I often work in a depth first sort of way. Right now, I am trying to learn Weblocks and get better at Lisp by going through the Weblocks User Manual. But as I read that, I see that it doesn't explain something all that well so I find a separate tutorial for that. As I am reading that, I will see some Lisp concept that I want to read more about, so I open a new tab and read what Practical Common Lisp has to say about it. While reading this I see something else I don't understand so I Google about it, and that leads me to see a quote I like so I open up Emacs to write down some thoughts on it, which makes me realize that I really need a better way to keep track of all the things I am doing, so I write a post on Hacker News about it. In the end, I lose track of all the other threads of thought and learning that I had started.
So my question is - does anything exist that helps with this? Something that just keeps track of the windows and tabs I have opened in a stack-like fashion seems like it would be great - even better if it lets me write notes or keeps track of where I am in each. I know Juice tries to do this a little bit for browsing the web in Firefox but it seems not exactly what I want. Right now I just make notes in a text document but it is distracting to any kind of flow I have going and it seems like a better way should exist.
Thanks!
Start each day's work the night before by considering the big-level picture of what you're working on (learning LISP, starting a new marketing campaign...). Then make a to-do list of smaller pieces that sum to that component of your overarching goal. Keep what's within reason -- stretch yourself a little -- but save the rest for another day.
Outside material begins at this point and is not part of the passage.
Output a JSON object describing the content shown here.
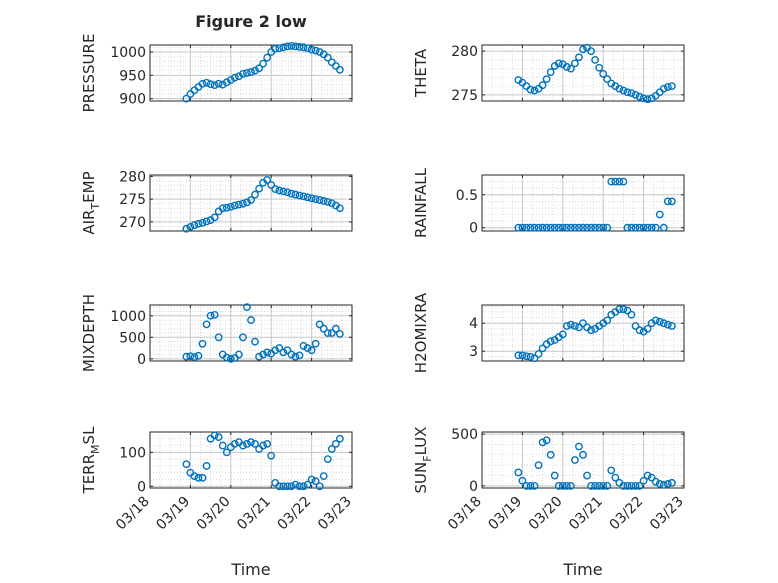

Then the next day work around that list. And when you inevitably encounter interesting bits that aren't among your executable (clever quotes, concepts that surprise you) put them in some storage bin. This part is tremendously important for me... the "brain dump" lets me put the distraction out of mind because I know I'll return to it.
Then rinse, repeat.
Over a few weeks you start moving closer to your goals, and you even have a record of interesting things to keep your attention on a rainy day.
I know your question was about tools specifically, but the tools question becomes less important (a spiral-bound notebook works) when you separate strategy from hour-to-hour productivity.